Cara Teresa, non è teologica neppure l'interpretazione dell'essere imboccati. Secondo me, una pessima interpretazione.
Se con questo articolo si voleva chiarire un dubbio e divulgare un pensiero teologico sul sacramento dell’eucaristia, ho l’impressione che si è favorita solo confusione perché, a mio avviso, l’impostazione teologica dell’articolo è radicalmente erronea poiché incompleta.
Chiunque abbia una minima conoscenza teologica sa benissimo che il sacramento dell’Eucaristia si caratterizza con due elementi differenti, ma profondamente integrati: l’Eucaristia è sacrificio , ma contemporaneamente anche convito, banchetto.

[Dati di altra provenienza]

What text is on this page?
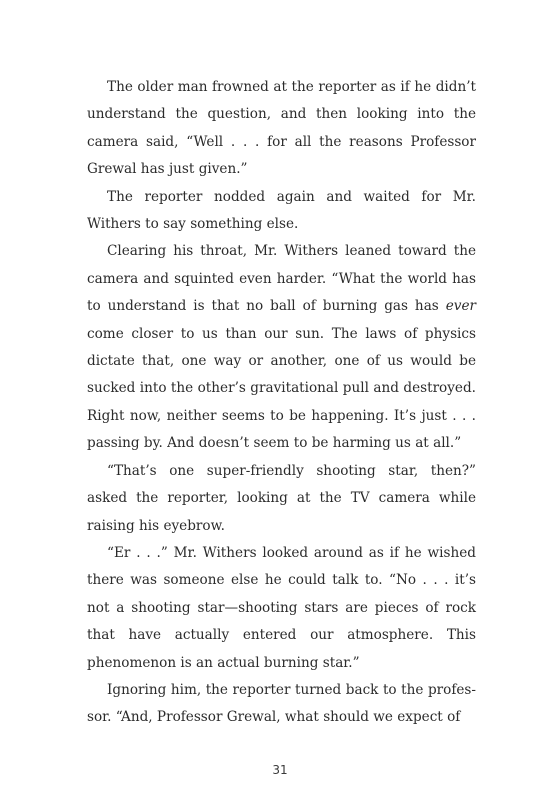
The older man frowned at the reporter as if he didn’t understand the question, and then looking into the camera said, “Well . . . for all the reasons Professor Grewal has just given.”

The reporter nodded again and waited for Mr. Withers to say something else.

Clearing his throat, Mr. Withers leaned toward the camera and squinted even harder. “What the world has to understand is that no ball of burning gas has ever come closer to us than our sun. The laws of physics dictate that, one way or another, one of us would be sucked into the other’s gravitational pull and destroyed. Right now, neither seems to be happening. It’s just . . . passing by. And doesn’t seem to be harming us at all.”

“That’s one super-friendly shooting star, then?” asked the reporter, looking at the TV camera while raising his eyebrow.

“Er . . .” Mr. Withers looked around as if he wished there was someone else he could talk to. “No . . . it’s not a shooting star—shooting stars are pieces of rock that have actually entered our atmosphere. This phenomenon is an actual burning star.”

Ignoring him, the reporter turned back to the professor. “And, Professor Grewal, what should we expect of

31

È la possibilità di partecipare al mistero pasquale di Cristo, tutto intero (passione morte e risurrezione) come se fossimo presenti ai piedi della croce – qui la dimensione del sacrificio – ma anche come se fossimo al sepolcro il mattino di Pasqua e incontrassimo il Risorto. Dai pasti con il Risorto prende origine l’esperienza ecclesiale del banchetto con il Cristo risorto,
quindi momento di festa della comunità, fondamento della celebrazione della Domenica, momento di incontro di persone che mangiano insieme; non semplicemente fra di loro, ma insieme con il Cristo risorto. È un gruppo di persone, una comunità, la Chiesa, il Corpo di Cristo, che mangia con il Cristo risorto.

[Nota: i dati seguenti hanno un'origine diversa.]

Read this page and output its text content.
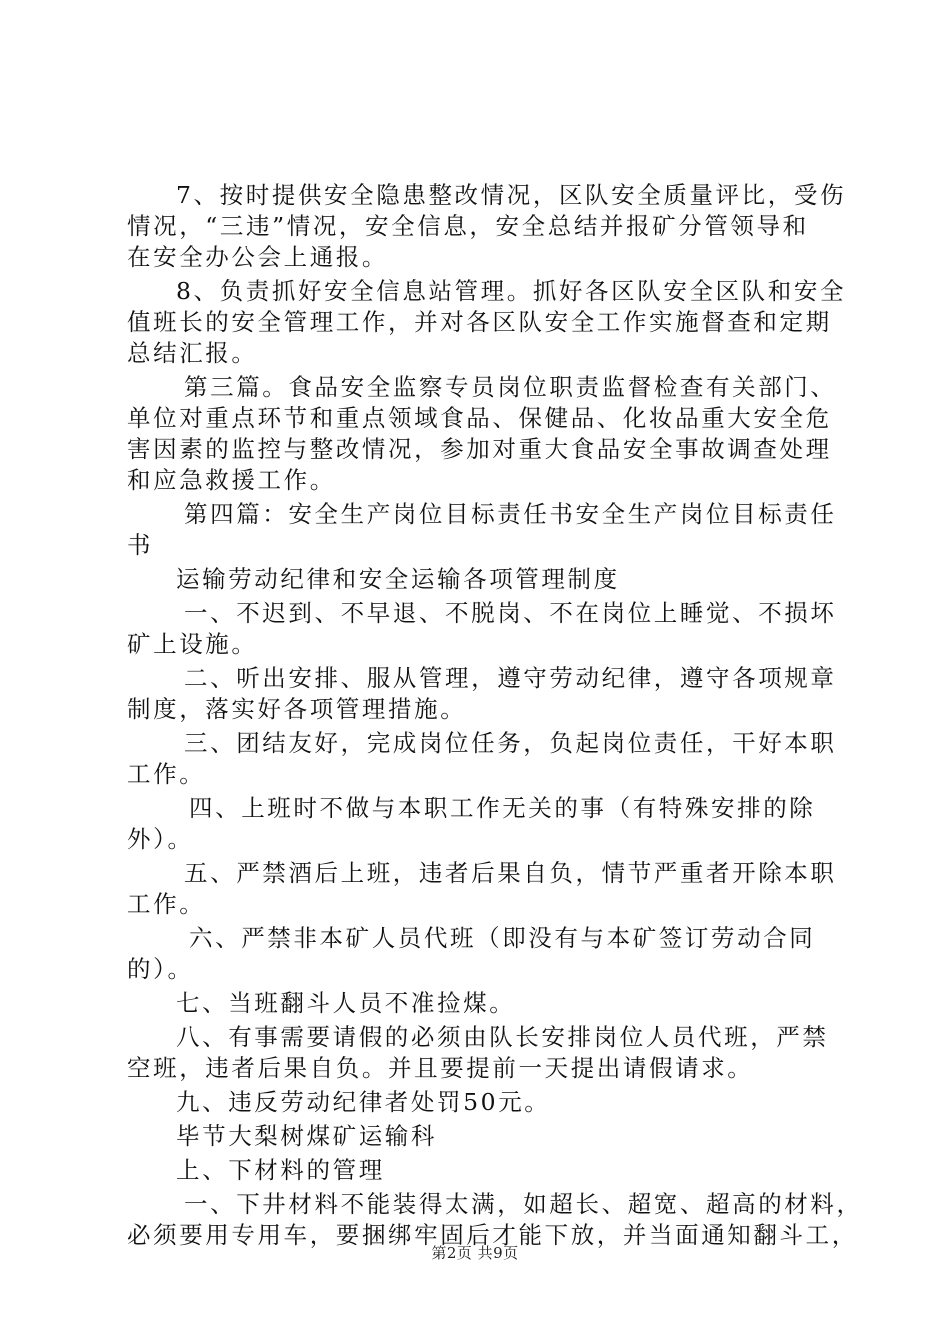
7、按时提供安全隐患整改情况，区队安全质量评比，受伤
情况，“三违”情况，安全信息，安全总结并报矿分管领导和
在安全办公会上通报。
8、负责抓好安全信息站管理。抓好各区队安全区队和安全
值班长的安全管理工作，并对各区队安全工作实施督查和定期
总结汇报。
第三篇。食品安全监察专员岗位职责监督检查有关部门、
单位对重点环节和重点领域食品、保健品、化妆品重大安全危
害因素的监控与整改情况，参加对重大食品安全事故调查处理
和应急救援工作。
第四篇：安全生产岗位目标责任书安全生产岗位目标责任
书
运输劳动纪律和安全运输各项管理制度
一、不迟到、不早退、不脱岗、不在岗位上睡觉、不损坏
矿上设施。
二、听出安排、服从管理，遵守劳动纪律，遵守各项规章
制度，落实好各项管理措施。
三、团结友好，完成岗位任务，负起岗位责任，干好本职
工作。
四、上班时不做与本职工作无关的事（有特殊安排的除
外）。
五、严禁酒后上班，违者后果自负，情节严重者开除本职
工作。
六、严禁非本矿人员代班（即没有与本矿签订劳动合同
的）。
七、当班翻斗人员不准捡煤。
八、有事需要请假的必须由队长安排岗位人员代班，严禁
空班，违者后果自负。并且要提前一天提出请假请求。
九、违反劳动纪律者处罚50元。
毕节大梨树煤矿运输科
上、下材料的管理
一、下井材料不能装得太满，如超长、超宽、超高的材料，
必须要用专用车，要捆绑牢固后才能下放，并当面通知翻斗工，
第2页 共9页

I due elementi sono strettamente uniti, chiunque si rifiuta di favorire interpretazioni ideologiche non può non sostenere che entrambe le caratteristiche sono buone, ma diventano cattive se assolutizzate. L’elemento negativo è quello della parte assolutizzata: la parte che diventa un assoluto è
eresia.
Mi dispiace notare come l’evidente metafora (“si mostra come”), del sacerdote medico nell’atto di imboccare, sia stata fraintesa come una (per giunta “pessima”) interpretazione. La risposta contenuta nell’articolo è corretta. La comunione la si può ricevere nei due modi menzionati. Così si legge nel decreto n. 56 del 1989 della Cei.

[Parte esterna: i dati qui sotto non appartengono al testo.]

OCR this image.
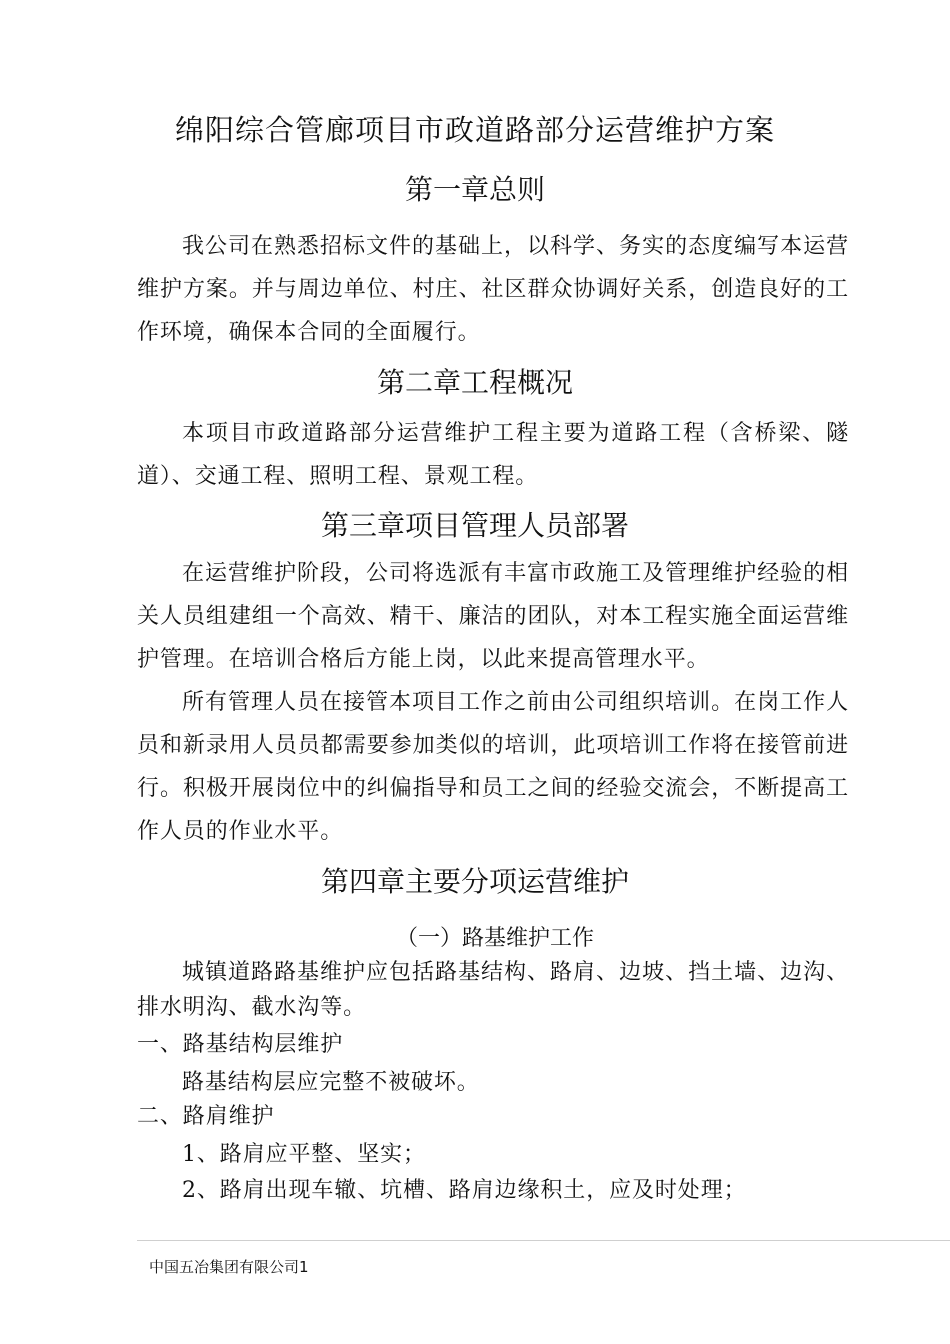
绵阳综合管廊项目市政道路部分运营维护方案
第一章总则

我公司在熟悉招标文件的基础上，以科学、务实的态度编写本运营维护方案。并与周边单位、村庄、社区群众协调好关系，创造良好的工作环境，确保本合同的全面履行。

第二章工程概况

本项目市政道路部分运营维护工程主要为道路工程（含桥梁、隧道）、交通工程、照明工程、景观工程。

第三章项目管理人员部署

在运营维护阶段，公司将选派有丰富市政施工及管理维护经验的相关人员组建组一个高效、精干、廉洁的团队，对本工程实施全面运营维护管理。在培训合格后方能上岗，以此来提高管理水平。

所有管理人员在接管本项目工作之前由公司组织培训。在岗工作人员和新录用人员员都需要参加类似的培训，此项培训工作将在接管前进行。积极开展岗位中的纠偏指导和员工之间的经验交流会，不断提高工作人员的作业水平。

第四章主要分项运营维护
（一）路基维护工作

城镇道路路基维护应包括路基结构、路肩、边坡、挡土墙、边沟、排水明沟、截水沟等。

一、路基结构层维护

路基结构层应完整不被破坏。

二、路肩维护

1、路肩应平整、坚实；

2、路肩出现车辙、坑槽、路肩边缘积土，应及时处理；

中国五冶集团有限公司1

Ma è più facile criticare senza cogliere il buono delle cose, secondo l’insegnamento di San Paolo (“vagliate tutto e trattenete ciò che vale”, anzi “ciò che è buono”). Mi colpisce invece la sottolineatura della maternità della Chiesa nella pratica eucaristica. Con questa interpretazione il teologo Rosetti pare riportare alla luce quanto affermato, oltre un trentennio fa, nel documento “Eucaristia, comunione e comunità” (pag. 102), approvato dalla XXI Assemblea Generale della C.E.I.
(11-15 aprile 1983):
“I sacramenti sono sempre manifestazione della Pasqua di Cristo e insieme della maternità della Chiesa. È questa una immagine cara ai Padri, che pone in evidenza l'unitarietà profonda del cammino sacramentale, in cui la Chiesa prima genera i suoi figli alla fede e alla vita nuova, poi ne sostiene la crescita fino alla piena maturità espressa dall'Eucaristia e dalla conseguente “vita eucaristica” nella comunità e nel mondo”.